Attendees at the workshop envisioned how the WIC Workshop structure and process can be applied to their own issues. Steve Tomlinson, director of intelligence strategy and policy for Australia’s Department of Defence, saw potential in applying the approach to a future Five Eyes problem-solving engagement … Five Eyes is an intelligence alliance between the United States, Australia, Canada, New Zealand and the United Kingdom.
“I think it’s giving people the time and space to do that divergent thinking about starting with a problem and just exploring that problem space in depth rather than just jumping straight to solution,” said Tomlinson. “That’s been a real eye-opener, just the power of that and seeing people work through the process.”
Over the four-day evolution, participants were divided into seven teams comprised of military officers, early-career engineers and researchers.

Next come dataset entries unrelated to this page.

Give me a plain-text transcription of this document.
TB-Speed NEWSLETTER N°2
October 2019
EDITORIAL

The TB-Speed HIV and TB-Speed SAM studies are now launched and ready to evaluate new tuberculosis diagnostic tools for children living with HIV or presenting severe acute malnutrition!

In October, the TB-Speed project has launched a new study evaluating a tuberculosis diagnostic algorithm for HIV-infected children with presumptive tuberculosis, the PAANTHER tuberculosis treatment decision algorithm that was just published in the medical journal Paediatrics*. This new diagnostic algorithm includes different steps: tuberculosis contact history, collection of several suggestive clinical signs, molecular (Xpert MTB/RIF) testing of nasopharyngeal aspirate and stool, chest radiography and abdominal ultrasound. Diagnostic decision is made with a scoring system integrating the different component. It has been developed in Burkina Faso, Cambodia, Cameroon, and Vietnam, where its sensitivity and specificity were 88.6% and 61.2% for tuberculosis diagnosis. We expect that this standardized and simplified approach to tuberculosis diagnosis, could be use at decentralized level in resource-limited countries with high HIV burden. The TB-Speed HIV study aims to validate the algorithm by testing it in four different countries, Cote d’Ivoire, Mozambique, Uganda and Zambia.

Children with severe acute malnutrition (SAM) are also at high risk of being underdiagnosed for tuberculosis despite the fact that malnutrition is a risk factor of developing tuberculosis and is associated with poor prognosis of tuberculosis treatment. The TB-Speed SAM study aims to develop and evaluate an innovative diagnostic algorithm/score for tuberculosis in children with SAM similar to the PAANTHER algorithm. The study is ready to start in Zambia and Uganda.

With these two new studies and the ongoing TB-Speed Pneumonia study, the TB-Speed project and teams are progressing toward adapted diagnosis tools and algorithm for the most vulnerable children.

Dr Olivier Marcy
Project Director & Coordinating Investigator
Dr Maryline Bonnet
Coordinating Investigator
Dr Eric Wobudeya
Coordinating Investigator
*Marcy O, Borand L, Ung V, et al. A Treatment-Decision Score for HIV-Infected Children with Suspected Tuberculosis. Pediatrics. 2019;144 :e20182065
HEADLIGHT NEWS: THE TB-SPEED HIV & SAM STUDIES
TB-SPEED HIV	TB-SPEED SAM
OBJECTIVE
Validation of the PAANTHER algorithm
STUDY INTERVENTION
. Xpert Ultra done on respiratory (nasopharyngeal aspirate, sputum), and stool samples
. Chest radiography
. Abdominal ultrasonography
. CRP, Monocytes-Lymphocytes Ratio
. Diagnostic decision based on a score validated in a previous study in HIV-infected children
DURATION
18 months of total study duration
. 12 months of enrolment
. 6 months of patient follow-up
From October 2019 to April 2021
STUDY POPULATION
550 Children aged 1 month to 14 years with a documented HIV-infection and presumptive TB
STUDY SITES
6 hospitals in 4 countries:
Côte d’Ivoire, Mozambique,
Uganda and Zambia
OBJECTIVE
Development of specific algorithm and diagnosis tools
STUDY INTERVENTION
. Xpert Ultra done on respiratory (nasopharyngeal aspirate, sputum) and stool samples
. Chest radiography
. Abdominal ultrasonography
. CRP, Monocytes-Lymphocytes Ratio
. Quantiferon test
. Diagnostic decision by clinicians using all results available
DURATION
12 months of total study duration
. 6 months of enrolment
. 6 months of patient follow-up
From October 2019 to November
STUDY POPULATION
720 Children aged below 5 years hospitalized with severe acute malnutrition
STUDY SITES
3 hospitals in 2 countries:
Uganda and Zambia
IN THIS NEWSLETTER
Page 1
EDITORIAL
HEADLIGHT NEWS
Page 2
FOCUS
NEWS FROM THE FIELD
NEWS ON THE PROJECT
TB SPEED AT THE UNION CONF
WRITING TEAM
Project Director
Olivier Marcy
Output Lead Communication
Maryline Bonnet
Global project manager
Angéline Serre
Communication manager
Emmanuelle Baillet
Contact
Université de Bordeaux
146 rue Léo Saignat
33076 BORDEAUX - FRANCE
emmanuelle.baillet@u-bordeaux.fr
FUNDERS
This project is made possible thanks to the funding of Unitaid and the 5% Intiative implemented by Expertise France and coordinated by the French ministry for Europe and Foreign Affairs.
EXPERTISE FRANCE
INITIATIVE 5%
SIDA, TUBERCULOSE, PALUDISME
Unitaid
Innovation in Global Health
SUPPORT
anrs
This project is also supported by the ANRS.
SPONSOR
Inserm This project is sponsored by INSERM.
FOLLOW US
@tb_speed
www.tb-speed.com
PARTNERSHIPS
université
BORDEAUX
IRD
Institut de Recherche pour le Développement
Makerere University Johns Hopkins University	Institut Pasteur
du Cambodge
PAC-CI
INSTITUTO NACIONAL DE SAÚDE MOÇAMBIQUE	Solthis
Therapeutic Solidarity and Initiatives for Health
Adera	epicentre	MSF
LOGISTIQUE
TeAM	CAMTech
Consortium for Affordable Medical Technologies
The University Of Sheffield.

Through an iterative process, WIC Workshop teams brainstormed solutions to an overarching question, “How might the convergence of emerging technologies offer new operational concepts and force designs to create a more effective and resilient naval, joint and coalition force across the spectrum of conflict and in all domains?”
“Our engineers don’t always have military experience … Here they get some,” said Lockheed Martin Senior Strategy Analyst Glen Sears. “To sit down and work through problems with recent operational officers and learn new things … Some of those impressions even lead to networks that they can use for years to come.”
The WIC Workshop, spearheaded by the Naval Warfare Studies Institute (NWSI), is executed during NPS Thesis and Research Week, giving students and faculty at NPS time to address complex fleet issues, “from technical to ethical, concept generation to experimentation,” according to the lead organizers.
“The annual WIC Workshop introduces a problem space of concern to naval leadership using a completely fictional scenario created by NPS Operations Research Professor of the Practice Jeff Kline based on open-source global news sources,” said research assistant Lyla Englehorn, NWSI concepts branch lead and WIC action officer.
“Not only does this workshop approach a complex military problem space from a human perspective, which has not been a traditional DOD approach, but the workshop model purposefully structures teams with a vast array of perspectives to view the same problem space through the maximum number of lenses available, which leads teams into a robust solution space to generate truly unique concepts,” she added.
Kline pointed out that the intent for these career-long networks is for them to be a catalyst for future Department of Defense problem-solving. WIC is a perfect example of how NPS impacts the development of naval leaders, as well as a demonstration of the interest and value in lifelong learning which has been advocated by Secretary of the Navy Carlos Del Toro, an NPS alumnus.
“The WIC Workshop informs and focuses capstone courses, projects, and interdisciplinary research in the year-long NPS follow-on efforts to shape the future hybrid force,” said Kline.
“Based on the growing interest in the annual WIC Workshop, I expect that it will continue to be a prominent activity on the NPS calendar in the week between finals and graduation each September for many years to come, allowing NPS students the freedom to fully immerse themselves in the guided exploration of key challenges facing the U.S. DOD and impacting global security,” said Englehorn. “I also hope that this annual workshop will help NPS institutionalize this sort of human-centered design approach to rapid concept generation across campus and throughout curricula.”
The remaining effort this year builds on the 2021 WIC and will go deeper into emerging technology applications, focusing on opportunities to inform hybrid force design options as called for by NAVPLAN 2022.